# Does a stoichiometric coefficient represent molecules or moles of a substance?

I understand that the one mole of atoms is equal to $6.02\times10^{23}$ atoms. However, when I used various resources to learn about stoichiometry, they showed me a balanced equation:

$$\ce{2H2O->2H2 + O2}$$

and said "2 moles of water" decomposed to form "2 moles of molecular hydrogen" and "1 mole of molecular oxygen". It is my understanding that there are only 2 molecules of water, not $2 \times 6.02 \times 10^{23}$ molecules of water and so on with the other parts of the equation as well. Could someone please clear up my confusion?

Balanced equations represent ratios of reacting chemical species, not absolute quantities. What we mean when we say $$\ce{2H2 +O2->2H2O}$$ is not literally that two molecules of hydrogen react with one of oxygen, but rather that two units of hydrogen react. These units could be moles or molecules or something else entirely.

• I'll just add that the units can't be weights or masses. The units ultimately have to be proportional to the number of molecules. – MaxW Jul 24 '18 at 1:49

The balanced equations are just ratios. Read your example closely, it states that:

2 moles of water decomposes to form 2 moles of hydrogen and 1 mole of oxygen.

Note that all of the units are in moles and the statement does NOT say:

2 moles of water decomposes to form 2 molecules of hydrogen and 1 molecule of oxygen.

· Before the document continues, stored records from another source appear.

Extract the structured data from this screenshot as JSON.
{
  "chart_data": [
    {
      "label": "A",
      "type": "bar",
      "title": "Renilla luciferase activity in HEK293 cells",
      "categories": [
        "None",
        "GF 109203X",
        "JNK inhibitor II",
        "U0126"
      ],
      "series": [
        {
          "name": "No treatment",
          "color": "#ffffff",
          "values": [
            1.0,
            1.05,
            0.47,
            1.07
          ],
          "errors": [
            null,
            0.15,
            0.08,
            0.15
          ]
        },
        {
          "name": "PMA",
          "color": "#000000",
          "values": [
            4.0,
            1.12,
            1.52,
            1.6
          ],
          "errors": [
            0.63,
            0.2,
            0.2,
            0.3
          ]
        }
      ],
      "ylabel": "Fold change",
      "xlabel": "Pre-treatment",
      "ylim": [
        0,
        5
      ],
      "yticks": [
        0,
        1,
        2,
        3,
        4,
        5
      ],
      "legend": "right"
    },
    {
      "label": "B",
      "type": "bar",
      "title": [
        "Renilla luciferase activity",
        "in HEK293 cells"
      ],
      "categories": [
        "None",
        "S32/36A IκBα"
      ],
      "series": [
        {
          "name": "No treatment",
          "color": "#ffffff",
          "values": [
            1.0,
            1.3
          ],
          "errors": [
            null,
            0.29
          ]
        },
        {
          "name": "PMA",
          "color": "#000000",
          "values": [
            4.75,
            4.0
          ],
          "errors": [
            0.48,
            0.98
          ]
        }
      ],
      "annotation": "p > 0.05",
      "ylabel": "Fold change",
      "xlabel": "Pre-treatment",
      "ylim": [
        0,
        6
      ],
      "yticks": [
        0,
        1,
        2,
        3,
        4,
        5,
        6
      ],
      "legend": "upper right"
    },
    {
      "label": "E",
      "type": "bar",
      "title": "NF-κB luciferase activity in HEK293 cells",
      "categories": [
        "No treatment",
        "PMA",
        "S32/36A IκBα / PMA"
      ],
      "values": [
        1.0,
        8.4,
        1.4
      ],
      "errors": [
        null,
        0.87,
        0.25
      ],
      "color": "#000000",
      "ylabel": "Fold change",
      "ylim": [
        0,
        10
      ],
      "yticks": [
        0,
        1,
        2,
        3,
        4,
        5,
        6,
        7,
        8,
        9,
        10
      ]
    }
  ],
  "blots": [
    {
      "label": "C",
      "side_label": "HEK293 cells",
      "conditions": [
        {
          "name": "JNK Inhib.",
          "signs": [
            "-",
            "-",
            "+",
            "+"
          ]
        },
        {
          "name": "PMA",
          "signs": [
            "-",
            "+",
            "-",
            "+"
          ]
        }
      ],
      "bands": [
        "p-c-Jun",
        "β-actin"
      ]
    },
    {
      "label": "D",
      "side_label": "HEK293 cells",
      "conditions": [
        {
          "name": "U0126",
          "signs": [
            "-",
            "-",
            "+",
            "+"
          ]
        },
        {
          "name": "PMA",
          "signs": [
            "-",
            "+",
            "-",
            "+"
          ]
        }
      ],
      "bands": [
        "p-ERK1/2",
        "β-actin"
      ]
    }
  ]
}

The mole unit is just a multiplier. The question could have alternatively said:

2000 molecules of water decomposes to form 2000 molecules of hydrogen and 1000 molecules of oxygen.

or

$$12.04\times10^{23}$$ molecules of water decomposes to form $$12.04\times10^{23}$$ molecules of hydrogen and $$6.02\times10^{23}$$ molecules of oxygen.

and the implication of either would be the same. In all cases the ratio of water:hydrogen:oxygen is 2:2:1 respectively.